Roman Keeney and Amber Remble

The 2008 Farm Bill is scheduled to expire in 2012, meaning that either new legislation must be passed or provisions of the 2008 Farm Bill extended. A hallmark of the 2008 Farm Bill was the option for producers to elect a counter-cyclical revenue program (Average Crop Revenue Election, ACRE) by foregoing 20% of their direct payments. As prices and farm revenues for most crops have been high, ACRE payouts have been relatively small, and few producers selected the program. The concept of a counter-cyclical revenue program was to begin transitioning producers from payments made at a constant level regardless of market and crop prices to one where payments were more in line with the safety net principle of providing higher assistance when revenues were low. 

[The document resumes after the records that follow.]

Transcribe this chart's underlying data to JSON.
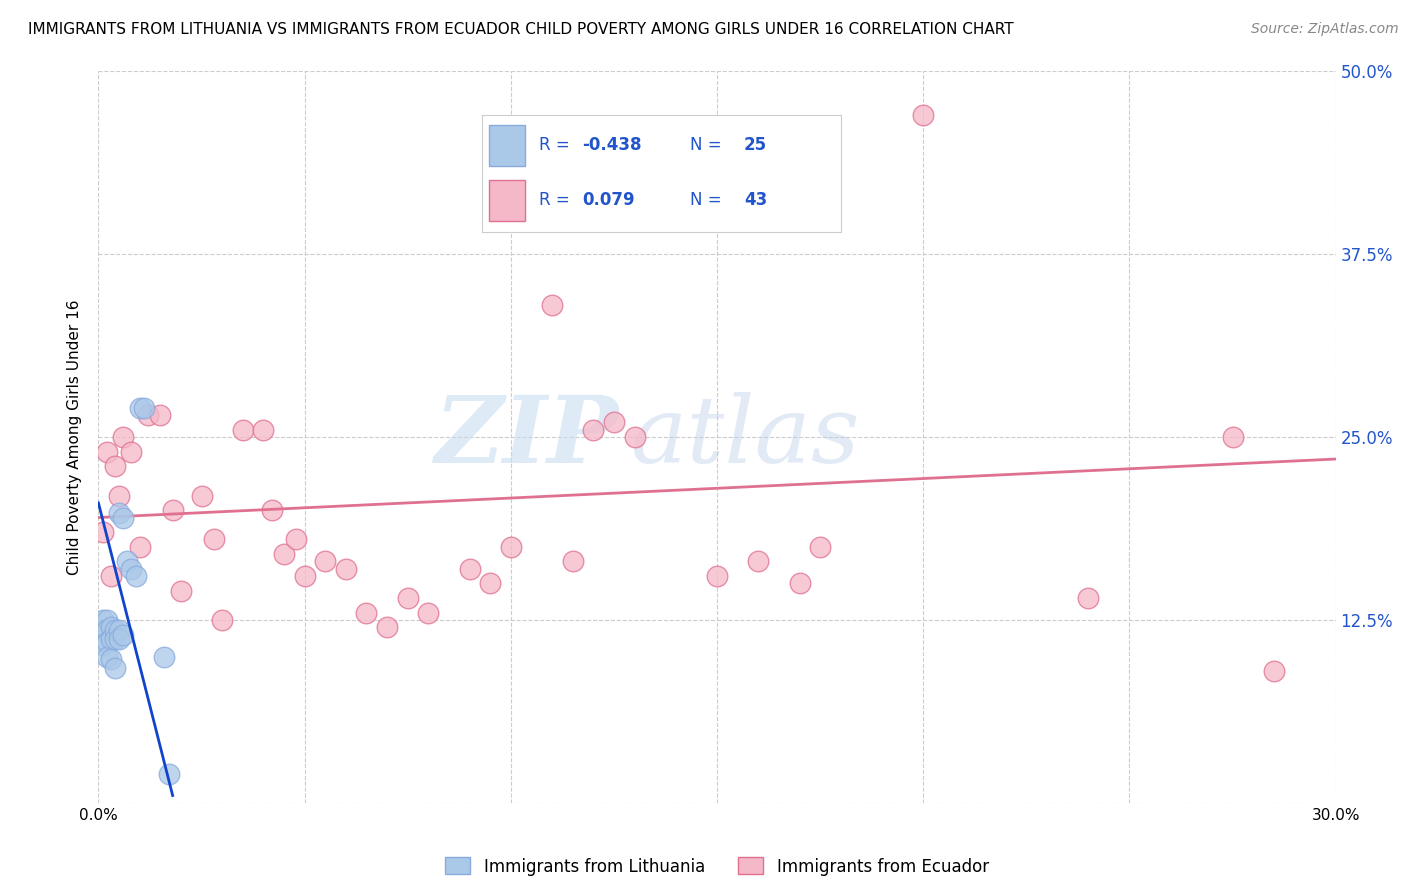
{
  "title": "IMMIGRANTS FROM LITHUANIA VS IMMIGRANTS FROM ECUADOR CHILD POVERTY AMONG GIRLS UNDER 16 CORRELATION CHART",
  "source": "Source: ZipAtlas.com",
  "ylabel": "Child Poverty Among Girls Under 16",
  "xlim": [
    0.0,
    0.3
  ],
  "ylim": [
    0.0,
    0.5
  ],
  "xticks": [
    0.0,
    0.05,
    0.1,
    0.15,
    0.2,
    0.25,
    0.3
  ],
  "yticks": [
    0.0,
    0.125,
    0.25,
    0.375,
    0.5
  ],
  "ytick_labels": [
    "",
    "12.5%",
    "25.0%",
    "37.5%",
    "50.0%"
  ],
  "xtick_labels": [
    "0.0%",
    "",
    "",
    "",
    "",
    "",
    "30.0%"
  ],
  "series": [
    {
      "label": "Immigrants from Lithuania",
      "R": -0.438,
      "N": 25,
      "color": "#aac8e8",
      "edge_color": "#88aadd",
      "line_color": "#1144cc",
      "x": [
        0.001,
        0.001,
        0.001,
        0.002,
        0.002,
        0.002,
        0.002,
        0.003,
        0.003,
        0.003,
        0.004,
        0.004,
        0.004,
        0.005,
        0.005,
        0.005,
        0.006,
        0.006,
        0.007,
        0.008,
        0.009,
        0.01,
        0.011,
        0.016,
        0.017
      ],
      "y": [
        0.125,
        0.118,
        0.108,
        0.125,
        0.118,
        0.11,
        0.1,
        0.12,
        0.112,
        0.098,
        0.118,
        0.112,
        0.092,
        0.118,
        0.112,
        0.198,
        0.115,
        0.195,
        0.165,
        0.16,
        0.155,
        0.27,
        0.27,
        0.1,
        0.02
      ],
      "trendline_x": [
        0.0,
        0.018
      ],
      "trendline_y": [
        0.205,
        0.005
      ]
    },
    {
      "label": "Immigrants from Ecuador",
      "R": 0.079,
      "N": 43,
      "color": "#f5b8c8",
      "edge_color": "#e07090",
      "line_color": "#e07090",
      "x": [
        0.001,
        0.002,
        0.003,
        0.004,
        0.005,
        0.006,
        0.008,
        0.01,
        0.012,
        0.015,
        0.018,
        0.02,
        0.025,
        0.028,
        0.03,
        0.035,
        0.04,
        0.042,
        0.045,
        0.048,
        0.05,
        0.055,
        0.06,
        0.065,
        0.07,
        0.075,
        0.08,
        0.09,
        0.095,
        0.1,
        0.11,
        0.115,
        0.12,
        0.125,
        0.13,
        0.15,
        0.16,
        0.17,
        0.175,
        0.2,
        0.24,
        0.275,
        0.285
      ],
      "y": [
        0.185,
        0.24,
        0.155,
        0.23,
        0.21,
        0.25,
        0.24,
        0.175,
        0.265,
        0.265,
        0.2,
        0.145,
        0.21,
        0.18,
        0.125,
        0.255,
        0.255,
        0.2,
        0.17,
        0.18,
        0.155,
        0.165,
        0.16,
        0.13,
        0.12,
        0.14,
        0.13,
        0.16,
        0.15,
        0.175,
        0.34,
        0.165,
        0.255,
        0.26,
        0.25,
        0.155,
        0.165,
        0.15,
        0.175,
        0.47,
        0.14,
        0.25,
        0.09
      ],
      "trendline_x": [
        0.0,
        0.3
      ],
      "trendline_y": [
        0.195,
        0.235
      ]
    }
  ],
  "watermark_zip": "ZIP",
  "watermark_atlas": "atlas",
  "background_color": "#ffffff",
  "grid_color": "#cccccc",
  "title_fontsize": 11,
  "axis_label_color": "#2255cc",
  "legend_color": "#2255cc"
}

The Republican majority in the House has made deficit reduction a priority. The summer 2011 debt ceiling agreement reached between the White House and Republicans committed the government to approval of a plan for reducing the 10-year projected deficit by at least $1.5 trillion. While eliminating the Farm Bill in total would barely make a dent in that goal, farm state legislators and interest groups that would normally fight to protect agricultural spending levels seem resigned to the fact that cuts are coming. Relatively high farm incomes and the economy in a recession leaves little political room for making the case that agriculture should be exempted from budget reform. 

Nearly all public comments made with regard to reduced agricultural spending quickly turn to direct payments. Direct annual payments amount to about $5 billion annually. The idea behind making direct annual payments arose in the mid-1990s, when the United States was reforming farm programs to be World Trade Organization (WTO) compliant. In WTO terms, a constant direct payment is “decoupled” because the farmer cannot make any decision that will change the level of the payment, and thus the payments should not stimulate over-production, which could affect trade. It is this decoupled nature that makes direct payments difficult to justify to taxpayers when agricultural prices and national net farm income may be at record highs. 

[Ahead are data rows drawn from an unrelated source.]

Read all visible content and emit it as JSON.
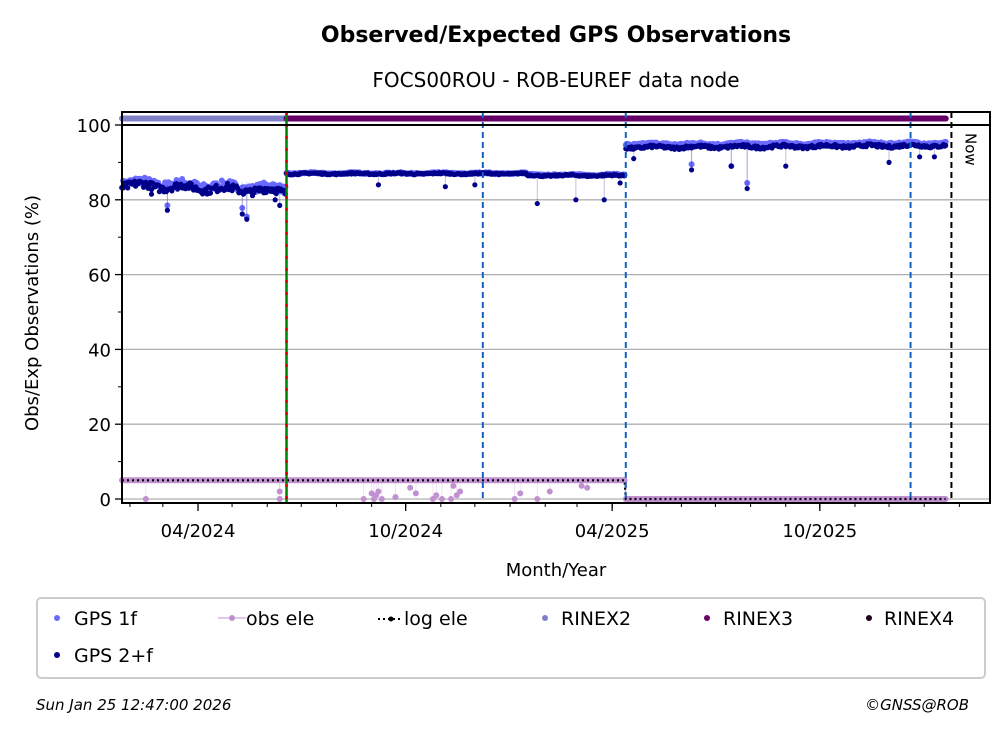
{
  "chart_data": {
    "type": "scatter",
    "title": "Observed/Expected GPS Observations",
    "subtitle": "FOCS00ROU - ROB-EUREF data node",
    "xlabel": "Month/Year",
    "ylabel": "Obs/Exp Observations (%)",
    "ylim": [
      0,
      100
    ],
    "yticks": [
      0,
      20,
      40,
      60,
      80,
      100
    ],
    "xlim": [
      "2024-01-25",
      "2026-02-28"
    ],
    "xticks": [
      {
        "date": "2024-04-01",
        "label": "04/2024"
      },
      {
        "date": "2024-10-01",
        "label": "10/2024"
      },
      {
        "date": "2025-04-01",
        "label": "04/2025"
      },
      {
        "date": "2025-10-01",
        "label": "10/2025"
      }
    ],
    "grid": "horizontal",
    "now_label": "Now",
    "now_date": "2026-01-25",
    "events": [
      {
        "date": "2024-06-18",
        "type": "receiver-antenna-change",
        "colors": [
          "#d00000",
          "#008000"
        ]
      },
      {
        "date": "2024-12-08",
        "type": "equipment-change",
        "colors": [
          "#1060c0"
        ]
      },
      {
        "date": "2025-04-13",
        "type": "equipment-change",
        "colors": [
          "#1060c0"
        ]
      },
      {
        "date": "2025-12-20",
        "type": "equipment-change",
        "colors": [
          "#1060c0"
        ]
      }
    ],
    "series": [
      {
        "name": "GPS 1f",
        "color": "#6a6aff",
        "segments": [
          {
            "start": "2024-01-25",
            "end": "2024-06-17",
            "level": 84.8,
            "noise": 1.0,
            "trend": -1.8
          },
          {
            "start": "2024-06-18",
            "end": "2025-01-15",
            "level": 87.1,
            "noise": 0.2,
            "trend": 0
          },
          {
            "start": "2025-01-16",
            "end": "2025-04-12",
            "level": 86.7,
            "noise": 0.2,
            "trend": 0
          },
          {
            "start": "2025-04-13",
            "end": "2026-01-20",
            "level": 94.9,
            "noise": 0.3,
            "trend": 0.3
          }
        ],
        "outliers": [
          [
            "2024-03-05",
            78.5
          ],
          [
            "2024-05-10",
            77.8
          ],
          [
            "2024-05-14",
            75.5
          ],
          [
            "2025-06-10",
            89.5
          ],
          [
            "2025-07-15",
            89.0
          ],
          [
            "2025-07-29",
            84.5
          ]
        ]
      },
      {
        "name": "GPS 2+f",
        "color": "#00008b",
        "segments": [
          {
            "start": "2024-01-25",
            "end": "2024-06-17",
            "level": 84.0,
            "noise": 1.0,
            "trend": -1.8
          },
          {
            "start": "2024-06-18",
            "end": "2025-01-15",
            "level": 87.0,
            "noise": 0.2,
            "trend": 0
          },
          {
            "start": "2025-01-16",
            "end": "2025-04-12",
            "level": 86.5,
            "noise": 0.2,
            "trend": 0
          },
          {
            "start": "2025-04-13",
            "end": "2026-01-20",
            "level": 94.0,
            "noise": 0.4,
            "trend": 0.5
          }
        ],
        "outliers": [
          [
            "2024-02-20",
            81.5
          ],
          [
            "2024-03-05",
            77.2
          ],
          [
            "2024-05-10",
            76.2
          ],
          [
            "2024-05-14",
            74.8
          ],
          [
            "2024-06-08",
            80.0
          ],
          [
            "2024-06-12",
            78.5
          ],
          [
            "2024-09-07",
            84.0
          ],
          [
            "2024-11-05",
            83.5
          ],
          [
            "2024-12-01",
            84.0
          ],
          [
            "2025-01-25",
            79.0
          ],
          [
            "2025-02-28",
            80.0
          ],
          [
            "2025-03-25",
            80.0
          ],
          [
            "2025-04-08",
            84.5
          ],
          [
            "2025-04-20",
            91.0
          ],
          [
            "2025-06-10",
            88.0
          ],
          [
            "2025-07-15",
            89.0
          ],
          [
            "2025-07-29",
            83.0
          ],
          [
            "2025-09-01",
            89.0
          ],
          [
            "2025-12-01",
            90.0
          ],
          [
            "2025-12-28",
            91.5
          ],
          [
            "2026-01-10",
            91.5
          ]
        ]
      },
      {
        "name": "obs ele",
        "color": "#c090d0",
        "segments": [
          {
            "start": "2024-01-25",
            "end": "2025-04-12",
            "level": 5.0,
            "noise": 0,
            "trend": 0
          },
          {
            "start": "2025-04-13",
            "end": "2026-01-20",
            "level": 0.0,
            "noise": 0,
            "trend": 0
          }
        ],
        "outliers": [
          [
            "2024-02-15",
            0
          ],
          [
            "2024-06-12",
            0
          ],
          [
            "2024-06-12",
            2
          ],
          [
            "2024-08-25",
            0
          ],
          [
            "2024-09-01",
            1.5
          ],
          [
            "2024-09-03",
            0
          ],
          [
            "2024-09-05",
            1
          ],
          [
            "2024-09-07",
            2
          ],
          [
            "2024-09-10",
            0
          ],
          [
            "2024-09-22",
            0.5
          ],
          [
            "2024-10-05",
            3
          ],
          [
            "2024-10-10",
            1.5
          ],
          [
            "2024-10-25",
            0
          ],
          [
            "2024-10-28",
            1
          ],
          [
            "2024-11-02",
            0
          ],
          [
            "2024-11-10",
            0
          ],
          [
            "2024-11-12",
            3.5
          ],
          [
            "2024-11-15",
            1
          ],
          [
            "2024-11-18",
            2
          ],
          [
            "2025-01-05",
            0
          ],
          [
            "2025-01-10",
            1.5
          ],
          [
            "2025-01-25",
            0
          ],
          [
            "2025-02-05",
            2
          ],
          [
            "2025-03-05",
            3.5
          ],
          [
            "2025-03-10",
            3
          ]
        ]
      },
      {
        "name": "log ele",
        "color": "#000000",
        "segments": [
          {
            "start": "2024-01-25",
            "end": "2025-04-12",
            "level": 5.0,
            "noise": 0,
            "trend": 0
          },
          {
            "start": "2025-04-13",
            "end": "2026-01-20",
            "level": 0.0,
            "noise": 0,
            "trend": 0
          }
        ],
        "outliers": []
      }
    ],
    "format_band": [
      {
        "name": "RINEX2",
        "color": "#8080c8",
        "start": "2024-01-25",
        "end": "2024-06-17"
      },
      {
        "name": "RINEX3",
        "color": "#660066",
        "start": "2024-06-18",
        "end": "2026-01-20"
      },
      {
        "name": "RINEX4",
        "color": "#200020",
        "start": null,
        "end": null
      }
    ],
    "legend": {
      "placement": "bottom",
      "entries": [
        "GPS 1f",
        "obs ele",
        "log ele",
        "RINEX2",
        "RINEX3",
        "RINEX4",
        "GPS 2+f"
      ]
    }
  },
  "footer": {
    "timestamp": "Sun Jan 25 12:47:00 2026",
    "copyright": "©GNSS@ROB"
  }
}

Given the public comments of legislators and interest group representatives and the strong stance the Obama administration has regularly taken on reducing farm subsidies in budget requests, it seems a certainty that direct payments will be lower in the next Farm Bill. If we use the 2008 Farm Bill as a guide, we see that there is significant legislative support for transferring producers into counter-cyclical revenue support that is offset with lower direct payments. This is in fact the position that many commodity interest groups have arrived at, putting forth public positions that ask for lower direct payments in exchange for better insurance coverage or a revised ACRE program that is simpler to understand and has a more local basis for determining payments. This type of tradeoff could comprise nearly all of agriculture’s expected contribution to deficit reduction. However, these deficit savings would only be relative to “expected” spending. An expanded and mandatory ACRE program would in fact have much larger budget exposure and quickly erase agriculture’s contributions to deficit reduction if prices stumble during the life of the next Farm Bill. 

While the direct payments-for-ACRE or insurance tradeoff in farm spending seems to be the leading candidate, other options exist as well, and it seems that nothing is “off the table” for the agriculture committees until they know more from the special committee on deficit reduction (the so- called Super Committee). Farm policy followers should expect to hear discussion and debate in the coming year on adjustments to loan rates and target prices, expanded offerings in crop insurance, farmer savings accounts, and getting the government out of agricultural subsidies altogether. One thing is certain, however, and that is that the more options that arise the more likely the passage of the Farm Bill moves from 2012 to 2013, just as it did in 2001 and 2007.